Klappe die Erste: Elftklässler produzieren Youtube-Film

Projektwoche der Medienanstalt Sachsen-Anhalt an der Salzwedeler Jeetzeschule geht heute mit Vorführung zu Ende

Salzwedel: Konzentriert sitzen die Elftklässler der Salzwedeler Jeetzeschule an einem Laptop. Ruven Dietrich erklärt den Teilnehmern der Projektwoche bis ins kleinste Detail, worauf beim Schnitt eines Videos geachtet werden muss.

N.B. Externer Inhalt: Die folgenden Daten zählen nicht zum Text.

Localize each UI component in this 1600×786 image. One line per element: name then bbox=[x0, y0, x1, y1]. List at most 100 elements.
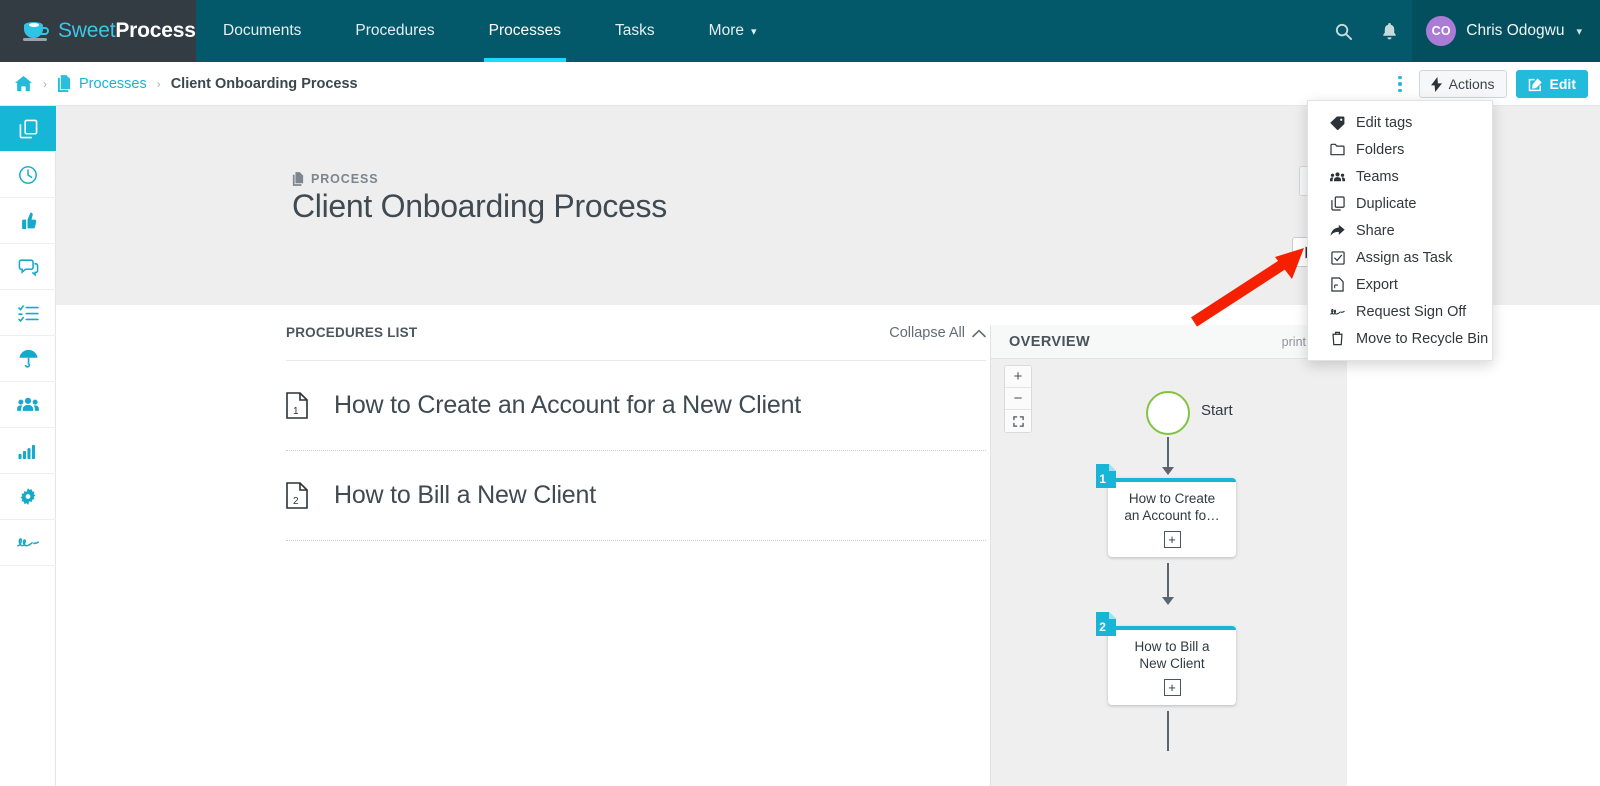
procedure-row[interactable]: 2 How to Bill a New Client bbox=[286, 451, 986, 541]
sidebar-item-approvals[interactable] bbox=[0, 198, 56, 244]
sidebar-item-history[interactable] bbox=[0, 152, 56, 198]
page-kicker-label: PROCESS bbox=[311, 172, 379, 186]
share-arrow-icon bbox=[1330, 224, 1345, 237]
procedures-header: PROCEDURES LIST Collapse All bbox=[286, 325, 986, 361]
menu-item-request-sign-off[interactable]: Request Sign Off bbox=[1308, 298, 1492, 325]
documents-icon bbox=[292, 172, 304, 186]
flow-node-line1: How to Bill a bbox=[1134, 639, 1210, 654]
flow-node-badge: 1 bbox=[1096, 464, 1116, 488]
breadcrumb-current: Client Onboarding Process bbox=[170, 75, 358, 92]
sidebar-item-comments[interactable] bbox=[0, 244, 56, 290]
copy-icon bbox=[1330, 196, 1345, 211]
actions-button[interactable]: Actions bbox=[1418, 70, 1507, 98]
nav-item-procedures[interactable]: Procedures bbox=[328, 0, 461, 62]
menu-item-assign-as-task[interactable]: Assign as Task bbox=[1308, 244, 1492, 271]
logo[interactable]: SweetProcess bbox=[0, 0, 196, 62]
flow-node-line2: New Client bbox=[1139, 656, 1205, 671]
nav-label: Procedures bbox=[355, 22, 435, 39]
menu-item-label: Folders bbox=[1356, 141, 1405, 158]
home-icon[interactable] bbox=[14, 75, 33, 92]
flow-node-badge: 2 bbox=[1096, 612, 1116, 636]
numbered-document-icon: 2 bbox=[286, 482, 308, 509]
nav-label: Documents bbox=[223, 22, 302, 39]
flow-node-card[interactable]: 1 How to Create an Account fo… + bbox=[1096, 464, 1236, 557]
nav-label: Processes bbox=[488, 22, 562, 39]
overview-header: OVERVIEW print bbox=[991, 325, 1347, 359]
sidebar-item-sign-off[interactable] bbox=[0, 520, 56, 566]
breadcrumb-processes-label: Processes bbox=[79, 75, 147, 92]
edit-label: Edit bbox=[1549, 76, 1576, 92]
bell-icon[interactable] bbox=[1366, 0, 1412, 62]
page-title: Client Onboarding Process bbox=[292, 188, 667, 224]
flow-connector bbox=[1167, 711, 1169, 751]
chevron-up-icon bbox=[972, 328, 986, 338]
checklist-icon bbox=[17, 304, 39, 322]
chevron-down-icon: ▾ bbox=[751, 25, 757, 38]
breadcrumb-separator: › bbox=[43, 76, 47, 91]
menu-item-folders[interactable]: Folders bbox=[1308, 136, 1492, 163]
sidebar-item-settings[interactable] bbox=[0, 474, 56, 520]
breadcrumb-separator: › bbox=[156, 76, 161, 91]
edit-button[interactable]: Edit bbox=[1515, 70, 1588, 98]
nav-right-cluster: CO Chris Odogwu ▾ bbox=[1320, 0, 1600, 62]
menu-item-move-to-recycle-bin[interactable]: Move to Recycle Bin bbox=[1308, 325, 1492, 352]
umbrella-icon bbox=[18, 348, 39, 369]
clock-icon bbox=[18, 165, 38, 185]
teams-icon bbox=[1330, 171, 1345, 183]
menu-item-edit-tags[interactable]: Edit tags bbox=[1308, 109, 1492, 136]
breadcrumb-processes[interactable]: Processes bbox=[57, 75, 147, 92]
menu-item-label: Assign as Task bbox=[1356, 249, 1453, 266]
flow-node-card[interactable]: 2 How to Bill a New Client + bbox=[1096, 612, 1236, 705]
nav-label: More bbox=[708, 22, 744, 39]
app-root: SweetProcess Documents Procedures Proces… bbox=[0, 0, 1600, 786]
process-flow-diagram: Start 1 How to Create an Account fo… + 2… bbox=[991, 359, 1348, 786]
collapse-all-button[interactable]: Collapse All bbox=[889, 325, 986, 341]
actions-label: Actions bbox=[1448, 76, 1495, 92]
svg-text:2: 2 bbox=[293, 496, 299, 507]
teams-icon bbox=[17, 396, 39, 413]
menu-item-label: Edit tags bbox=[1356, 114, 1413, 131]
flow-connector bbox=[1167, 437, 1169, 469]
kebab-menu-icon[interactable] bbox=[1390, 70, 1410, 99]
chevron-down-icon: ▾ bbox=[1576, 25, 1582, 38]
page-kicker: PROCESS bbox=[292, 172, 378, 186]
sidebar-item-policies[interactable] bbox=[0, 336, 56, 382]
user-menu[interactable]: CO Chris Odogwu ▾ bbox=[1412, 0, 1600, 62]
menu-item-label: Duplicate bbox=[1356, 195, 1417, 212]
menu-item-share[interactable]: Share bbox=[1308, 217, 1492, 244]
actions-dropdown-menu: Edit tags Folders Teams Duplicate Share … bbox=[1307, 100, 1493, 361]
pencil-square-icon bbox=[1528, 77, 1543, 92]
user-name-label: Chris Odogwu bbox=[1466, 22, 1565, 39]
flow-start-node[interactable] bbox=[1146, 391, 1190, 435]
flow-connector bbox=[1167, 563, 1169, 599]
nav-item-processes[interactable]: Processes bbox=[462, 0, 588, 62]
tag-icon bbox=[1330, 116, 1345, 130]
flow-node-expand-button[interactable]: + bbox=[1163, 679, 1181, 696]
menu-item-teams[interactable]: Teams bbox=[1308, 163, 1492, 190]
svg-text:1: 1 bbox=[293, 406, 299, 417]
menu-item-export[interactable]: Export bbox=[1308, 271, 1492, 298]
print-link[interactable]: print bbox=[1282, 335, 1306, 349]
procedures-list-title: PROCEDURES LIST bbox=[286, 325, 418, 340]
nav-item-more[interactable]: More ▾ bbox=[682, 0, 784, 62]
checkbox-icon bbox=[1330, 250, 1345, 265]
left-sidebar bbox=[0, 106, 56, 786]
sidebar-item-documents[interactable] bbox=[0, 106, 56, 152]
procedures-panel: PROCEDURES LIST Collapse All 1 How to Cr… bbox=[286, 325, 986, 786]
trash-icon bbox=[1330, 331, 1345, 346]
procedure-row[interactable]: 1 How to Create an Account for a New Cli… bbox=[286, 361, 986, 451]
comments-icon bbox=[18, 257, 39, 277]
avatar: CO bbox=[1426, 16, 1457, 46]
procedure-title: How to Bill a New Client bbox=[334, 481, 596, 509]
menu-item-duplicate[interactable]: Duplicate bbox=[1308, 190, 1492, 217]
sidebar-item-reports[interactable] bbox=[0, 428, 56, 474]
nav-item-tasks[interactable]: Tasks bbox=[588, 0, 682, 62]
sidebar-item-tasks[interactable] bbox=[0, 290, 56, 336]
flow-node-expand-button[interactable]: + bbox=[1163, 531, 1181, 548]
documents-icon bbox=[19, 119, 38, 139]
search-icon[interactable] bbox=[1320, 0, 1366, 62]
logo-wordmark: SweetProcess bbox=[58, 19, 196, 43]
sidebar-item-teams[interactable] bbox=[0, 382, 56, 428]
nav-item-documents[interactable]: Documents bbox=[196, 0, 328, 62]
flow-arrowhead bbox=[1162, 467, 1174, 475]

Der Medienprofi der Landesmedienanstalt Sachsen-Anhalt ist mit zwei Kollegen seit Montag in der Bildungseinrichtung aktiv. Innerhalb von fünf Tagen soll ein Youtube-Video entstehen.

„Am Montag haben wir zunächst einmal mit der Theorie begonnen. Wir haben mit den Jugendlichen über ihre Erfahrungen mit Youtube-Videos gesprochen“, berichtet Christian Klisan von der Landesmedienanstalt. Dabei sei es nicht nur um Aufbau und Schnitt eines solchen Films gegangen, sondern auch darum zu überlegen, wie man ein qualitativ hochwertig anmutendes Video erstellen kann.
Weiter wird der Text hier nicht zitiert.